Долг. Редкий случай радостного долга. Долг перед домом (лоном). Знаю, что эти же чувства движут и Вами.
Слушайте. Ведь все это кончилось и кончилось навсегда. Домов тех — нет. Деревьев (наши трехпрудные тополя, особенно один, гигант, собственноручно посаженный отцом в день рождения первого и единственного сына) — деревьев — нет. Нас тех — нет. Все сгорело до тла, затонуло до дна. Что* есть — есть внутри: Вас, меня, Аси, еще нескольких. Не смейтесь, но мы ведь, правда — последние могикане. И презрительным коммунистическим «ПЕРЕЖИТКОМ» я горжусь. Я счастлива, что я пережиток, ибо всё это — переживет и меня (и их!).

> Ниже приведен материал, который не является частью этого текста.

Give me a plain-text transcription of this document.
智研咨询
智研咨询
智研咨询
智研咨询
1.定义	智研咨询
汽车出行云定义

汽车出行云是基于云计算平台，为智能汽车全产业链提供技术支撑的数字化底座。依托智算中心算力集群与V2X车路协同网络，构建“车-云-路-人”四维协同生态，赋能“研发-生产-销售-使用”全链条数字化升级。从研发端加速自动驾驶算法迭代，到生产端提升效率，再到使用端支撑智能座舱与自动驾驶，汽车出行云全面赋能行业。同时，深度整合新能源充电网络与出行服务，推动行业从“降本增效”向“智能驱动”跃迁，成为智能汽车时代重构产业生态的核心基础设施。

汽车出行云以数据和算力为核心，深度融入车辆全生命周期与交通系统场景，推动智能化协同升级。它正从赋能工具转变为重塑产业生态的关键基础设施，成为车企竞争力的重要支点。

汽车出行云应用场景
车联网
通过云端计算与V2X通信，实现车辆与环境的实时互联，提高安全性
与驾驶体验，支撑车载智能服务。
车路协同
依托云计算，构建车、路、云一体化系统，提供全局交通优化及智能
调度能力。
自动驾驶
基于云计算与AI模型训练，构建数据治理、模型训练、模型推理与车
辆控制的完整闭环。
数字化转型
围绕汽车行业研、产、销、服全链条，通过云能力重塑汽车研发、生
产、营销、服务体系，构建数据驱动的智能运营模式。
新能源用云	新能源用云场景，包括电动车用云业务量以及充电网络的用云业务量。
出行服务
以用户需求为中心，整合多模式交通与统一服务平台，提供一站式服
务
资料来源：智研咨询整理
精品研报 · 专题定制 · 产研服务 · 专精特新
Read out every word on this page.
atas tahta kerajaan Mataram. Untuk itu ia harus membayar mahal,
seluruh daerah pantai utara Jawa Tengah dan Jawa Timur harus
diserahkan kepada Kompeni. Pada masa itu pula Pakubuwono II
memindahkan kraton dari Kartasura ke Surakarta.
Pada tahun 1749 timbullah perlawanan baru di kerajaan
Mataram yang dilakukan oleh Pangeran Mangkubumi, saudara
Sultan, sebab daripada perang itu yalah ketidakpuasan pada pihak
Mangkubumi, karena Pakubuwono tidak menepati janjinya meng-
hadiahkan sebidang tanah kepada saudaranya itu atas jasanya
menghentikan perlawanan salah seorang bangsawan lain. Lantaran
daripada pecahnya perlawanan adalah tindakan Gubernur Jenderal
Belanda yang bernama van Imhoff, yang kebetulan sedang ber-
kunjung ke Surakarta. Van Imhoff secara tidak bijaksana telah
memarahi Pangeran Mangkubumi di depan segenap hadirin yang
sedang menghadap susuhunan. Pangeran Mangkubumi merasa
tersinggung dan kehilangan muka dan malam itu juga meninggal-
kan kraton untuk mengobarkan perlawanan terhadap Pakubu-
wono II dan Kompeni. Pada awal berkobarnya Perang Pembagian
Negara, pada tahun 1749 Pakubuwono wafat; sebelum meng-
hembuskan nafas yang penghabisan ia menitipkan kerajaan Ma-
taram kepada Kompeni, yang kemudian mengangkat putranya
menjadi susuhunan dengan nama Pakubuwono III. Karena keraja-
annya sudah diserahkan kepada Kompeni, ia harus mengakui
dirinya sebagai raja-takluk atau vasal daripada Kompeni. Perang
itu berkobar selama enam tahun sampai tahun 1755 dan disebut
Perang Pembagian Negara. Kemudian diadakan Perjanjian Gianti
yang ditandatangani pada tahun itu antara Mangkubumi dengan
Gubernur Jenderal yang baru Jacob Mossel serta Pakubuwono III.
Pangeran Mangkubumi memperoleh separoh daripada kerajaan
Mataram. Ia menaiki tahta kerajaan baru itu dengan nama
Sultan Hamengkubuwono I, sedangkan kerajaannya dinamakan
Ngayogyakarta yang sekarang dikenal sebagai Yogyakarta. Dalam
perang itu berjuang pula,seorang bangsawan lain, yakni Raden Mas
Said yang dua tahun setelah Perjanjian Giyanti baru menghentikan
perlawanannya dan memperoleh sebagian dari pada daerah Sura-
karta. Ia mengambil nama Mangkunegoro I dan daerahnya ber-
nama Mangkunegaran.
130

Поймите меня в моей одинокой позиции (одни меня считают «большевичкой», другие «монархисткой», третьи — и тем и другим, и все — мимо) — мир идет вперед и должен идти: я же не хочу, не НРАВИТСЯ, я вправе не быть своим собственным современником, ибо, если Гумилев:
Я
вежлив с жизнью современною…
[279] — то я* с ней невежлива, не пускаю ее дальше порога, просто с лестницы спускаю. (NB! О лестницах. Обожаю лестницу: идею и вещь, обожаю постепенность превозможения — но самодвижушуюся «современную» презираю, издеваюсь над ней, бью ее и логикой и ногою, когда прохожу. А в автомобиле меня укачивает, честное слово. Вся моя физика не современна: в подъемнике не спущусь за деньги, а подымусь только если не будет простой лестницы — и уж до зарезу нужно. На все седьмые этажи хожу пешком и даже «бежком». Больше, чем «не хочу» НЕ МОГУ.) А если у меня «свободная речь» — на Руси речь всегда была свободная, особенно у народа, а если у меня «поэтическое своеволие» — на это я и поэт. Всё, что во мне «нового» — было всегда, будет всегда. — Это всё очень простые вещи, но они и здесь и там одинаково не понимаются. — Домой, в Трехпрудный (страна, где понималось — всё). Жажду Вашего ответного листа на мой опросный. «России и Славянства» еще не получила[280], жду и сражена Вашим великодушием — давать другому свое как материал — сама бы так поступила, но так пишущие не поступают. Очевидно, мы с Вами «непишущие».